A few dozen pro-life Notre Dame students skipped their own graduation to attend the alternate ceremony, with Fr. Frank Pavone of Priests for Life giving the address. In the arena, a few people tried to interrupt President Obama’s speech. Most of those present, however, chanted, “Yes we can!” to drown out the protesters. Fr. Jenkins, the president of Notre Dame, gave a glowing introduction to Mr. Obama.
So much for Fr. Jenkins’ claims that, by honoring Obama, they would have a “discussion” about abortion or some kind of “persuasion” or “discourse”. It sounded like a pretty much wall-to-wall lovefest. Sort of like “persuading” China to improve its human rights record by giving them every political and economic concession they want. Yeah, that worked really well; just ask the jailed lawyer who tried to expose the forced abortions (which are supposed to be illegal, anyways) under the One Child Policy. Gee, it gives the impression that we really didn’t care about either China’s human rights abuses or Obama’s radically pro-abortion record.
The good news is, Fr. Jenkins, et al., have probably managed to lay to rest any remaining doubt that Notre Dame might have some interest in being a truly Catholic university anymore…

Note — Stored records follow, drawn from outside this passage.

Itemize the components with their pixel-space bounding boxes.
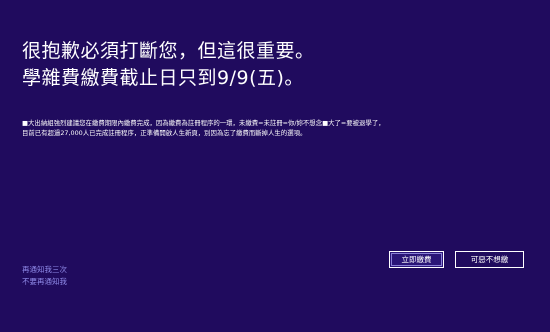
headline: 很抱歉必須打斷您，但這很重要。 學雜費繳費截止日只到9/9(五)。 (22, 38, 532, 92)
dont-remind-link[interactable]: 不要再通知我 (22, 276, 67, 288)
headline-line-2: 學雜費繳費截止日只到9/9(五)。 (22, 67, 304, 89)
pay-now-button[interactable]: 立即繳費 (389, 251, 444, 268)
notice-body-line-1: ■大出納組強烈建議您在繳費期限內繳費完成，因為繳費為註冊程序的一環，未繳費=未註… (22, 119, 385, 127)
remind-again-link[interactable]: 再通知我三次 (22, 264, 67, 276)
decline-button[interactable]: 可惡不想繳 (455, 251, 524, 268)
notice-body: ■大出納組強烈建議您在繳費期限內繳費完成，因為繳費為註冊程序的一環，未繳費=未註… (22, 118, 532, 138)
fullscreen-notice: 很抱歉必須打斷您，但這很重要。 學雜費繳費截止日只到9/9(五)。 ■大出納組強… (0, 0, 550, 332)
reminder-links: 再通知我三次 不要再通知我 (22, 264, 67, 288)
notice-body-line-2: 目前已有超過27,000人已完成註冊程序，正準備開啟人生新頁，別因為忘了繳費而斷… (22, 129, 307, 137)
headline-line-1: 很抱歉必須打斷您，但這很重要。 (22, 40, 315, 62)
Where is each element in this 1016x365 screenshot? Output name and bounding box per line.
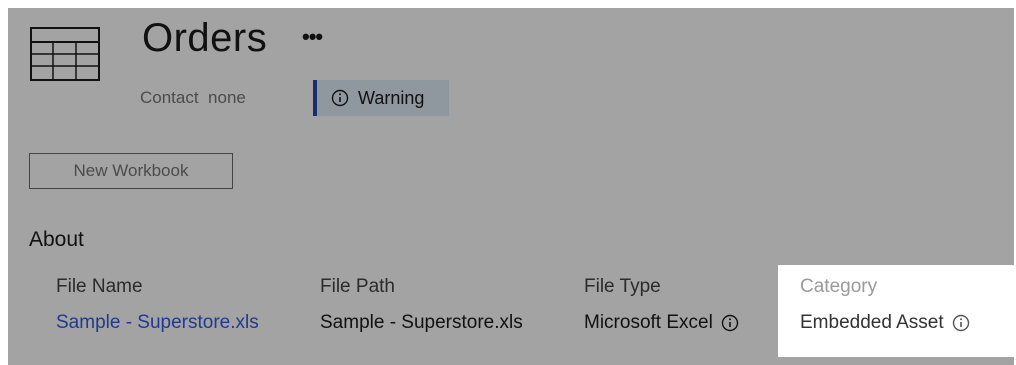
- more-actions-button[interactable]: •••: [302, 24, 323, 50]
- file-name-value[interactable]: Sample - Superstore.xls: [56, 312, 259, 334]
- info-icon: [331, 89, 349, 107]
- contact-info: Contact none: [140, 88, 246, 108]
- file-name-link[interactable]: Sample - Superstore.xls: [56, 312, 259, 334]
- file-type-value-cell: Microsoft Excel: [584, 312, 739, 334]
- contact-value: none: [208, 88, 246, 107]
- column-header-file-name: File Name: [56, 276, 143, 297]
- page-title: Orders: [142, 16, 268, 60]
- column-header-file-path: File Path: [320, 276, 395, 297]
- column-header-file-type: File Type: [584, 276, 661, 297]
- warning-badge[interactable]: Warning: [313, 80, 449, 116]
- contact-label: Contact: [140, 88, 199, 107]
- column-header-category: Category: [800, 276, 878, 297]
- about-heading: About: [29, 228, 84, 251]
- category-value-cell: Embedded Asset: [800, 312, 970, 334]
- table-icon: [30, 27, 100, 81]
- new-workbook-button[interactable]: New Workbook: [29, 153, 233, 189]
- file-path-value: Sample - Superstore.xls: [320, 312, 523, 333]
- file-type-info-icon[interactable]: [721, 314, 739, 332]
- category-info-icon[interactable]: [952, 314, 970, 332]
- file-type-value: Microsoft Excel: [584, 312, 713, 333]
- file-path-value-cell: Sample - Superstore.xls: [320, 312, 523, 334]
- warning-label: Warning: [358, 87, 425, 108]
- category-value: Embedded Asset: [800, 312, 944, 333]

While writing an answer to our local paper (more on that later), I came across this set of photos from Voices Carry, via Jill Stanek’s blog (Jill Stanek was the nurse who blew the whistle on aborted babies who didn’t die being left in dirty laundry or buckets of water to kill them). I’m just giving you the juxtaposed photos; go read the rest of the post. I agree with VC: Obama already got his thunderous ovation, but this priest has earned one from the more important audience. (Obama is shown receiving his honorary award, the priest is receiving a jail tag from the police.)
Randall Terry made the comment in a newsletter once that only priests who had an arrest record for abortion protests, or at the very least a record of having participated actively in the pro-life movement, should be considered for promotion to bishop.

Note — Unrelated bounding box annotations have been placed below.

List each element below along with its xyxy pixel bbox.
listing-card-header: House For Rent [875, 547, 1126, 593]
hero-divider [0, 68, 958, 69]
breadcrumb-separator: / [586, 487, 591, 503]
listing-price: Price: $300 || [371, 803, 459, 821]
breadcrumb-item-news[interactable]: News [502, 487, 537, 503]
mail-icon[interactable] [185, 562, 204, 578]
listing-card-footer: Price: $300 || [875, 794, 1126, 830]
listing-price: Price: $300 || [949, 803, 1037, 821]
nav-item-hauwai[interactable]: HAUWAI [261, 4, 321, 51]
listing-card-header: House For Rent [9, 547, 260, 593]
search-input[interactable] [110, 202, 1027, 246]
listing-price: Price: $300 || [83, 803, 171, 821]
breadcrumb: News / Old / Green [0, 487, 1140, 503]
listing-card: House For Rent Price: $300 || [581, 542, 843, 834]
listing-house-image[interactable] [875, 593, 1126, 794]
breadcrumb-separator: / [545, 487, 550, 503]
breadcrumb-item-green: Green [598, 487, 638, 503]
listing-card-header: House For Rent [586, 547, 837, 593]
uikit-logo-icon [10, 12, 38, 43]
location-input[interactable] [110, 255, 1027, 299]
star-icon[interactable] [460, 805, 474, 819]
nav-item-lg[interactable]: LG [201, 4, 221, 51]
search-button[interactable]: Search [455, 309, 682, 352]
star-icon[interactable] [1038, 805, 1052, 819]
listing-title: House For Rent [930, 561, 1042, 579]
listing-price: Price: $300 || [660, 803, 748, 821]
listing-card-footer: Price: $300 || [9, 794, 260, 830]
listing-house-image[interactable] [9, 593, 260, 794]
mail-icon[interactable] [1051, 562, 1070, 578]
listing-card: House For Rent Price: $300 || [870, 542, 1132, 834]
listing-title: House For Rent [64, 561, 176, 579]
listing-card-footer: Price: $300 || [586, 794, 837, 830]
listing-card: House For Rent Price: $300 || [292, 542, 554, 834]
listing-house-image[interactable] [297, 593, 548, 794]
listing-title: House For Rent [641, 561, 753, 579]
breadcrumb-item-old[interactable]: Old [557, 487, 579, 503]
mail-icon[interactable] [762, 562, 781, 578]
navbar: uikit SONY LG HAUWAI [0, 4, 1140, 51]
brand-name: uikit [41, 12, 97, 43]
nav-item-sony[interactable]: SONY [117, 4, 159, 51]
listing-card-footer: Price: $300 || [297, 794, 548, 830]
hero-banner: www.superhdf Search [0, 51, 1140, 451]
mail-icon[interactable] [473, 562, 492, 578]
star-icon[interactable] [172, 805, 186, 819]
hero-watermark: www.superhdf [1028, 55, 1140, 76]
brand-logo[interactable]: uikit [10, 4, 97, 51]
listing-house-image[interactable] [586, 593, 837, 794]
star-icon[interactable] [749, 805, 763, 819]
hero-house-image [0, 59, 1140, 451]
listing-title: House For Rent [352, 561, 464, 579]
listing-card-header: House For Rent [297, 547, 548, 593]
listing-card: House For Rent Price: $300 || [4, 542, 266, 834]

Where were the bishops at Notre Dame?
The local bishop refused to attend the graduation, for the first time in twenty years as the bishop of the diocese, but, as far as I’ve heard, he wasn’t at the alternate graduation for the pro-life seniors.
Archbishop Burke, formerly of St. Louis and now working at the Vatican, denounced the debacle at Notre Dame to the National Catholic Prayer Breakfast… but none of the U.S. bishops were at Notre Dame to protest, or even said much.

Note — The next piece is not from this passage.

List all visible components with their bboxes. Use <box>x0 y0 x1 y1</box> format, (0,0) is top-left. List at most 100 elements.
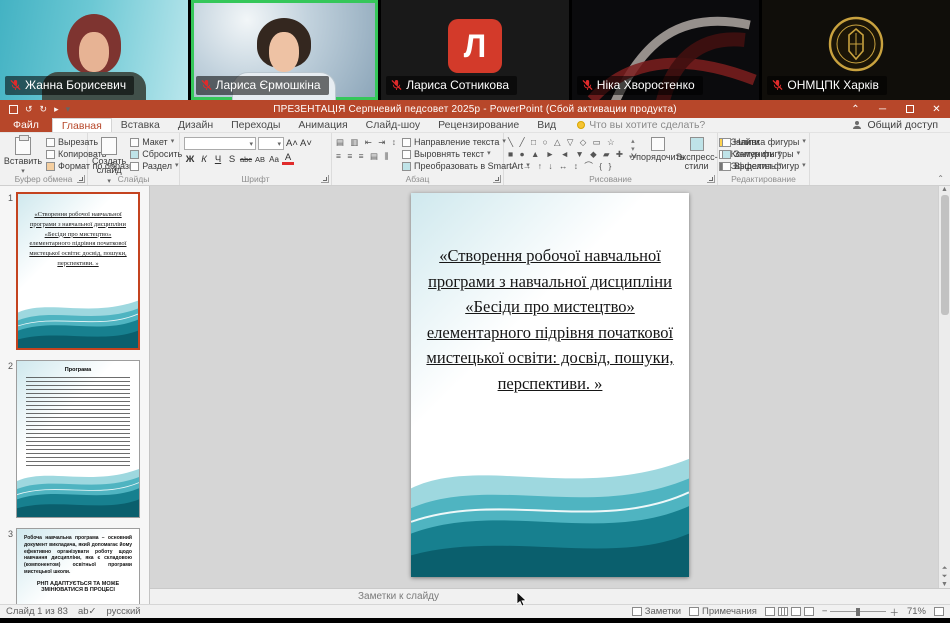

Dr. Alan Keyes, who was arrested for protesting, said on Sean Hannity’s show on Fox News that Bishop Sheen once said that the laity will save the Church. I’ll take heart in the fact that Bishop Sheen has been downright prophetic on many other things about our society and Church; maybe he was right.
But why aren’t the leaders leading? Is this why they like the UN so much: both the bishops and the UN prefer to hurl sharply worded papers (preferably with $5 words to make sure few people understand it) from a distance and pretend they’ve solved the problem while the massacres continue?
I’m not trying to be disobedient or disrespectful of my bishop. I’ve written his office a few times, things along the lines of, “Can we expect to see a letter or press release on this? Please? Anything?” I read the pope’s encyclicals, addresses, etc. when I have time. I try to “think with the mind of the Church” as the saying goes. The Church is soundly pro-life. We have a tradition of being outspoken. (Remember Peter and Paul in Acts getting flogged, arrested, and thrown out of cities for speaking boldly in the name of Christ?) Bishops, in fact, wear red to remind them that they, too, must be ready like the martyrs were to let their blood be spilled for the sake of Christ and His Church. (Do they remember that? Paper cuts don’t count!)
I don’t want to lead the Church; I have other callings, other things to be taking care of (three of them, in fact, who are finally in bed). I have no interest in “fixing” the problem by ordaining women. I don’t think lay boards will improve the situation, either. More or different groups in power won’t solve the fundamental problem.
I want the shepherds to lead.
But I won’t wait for them, either, if they insist on being silent.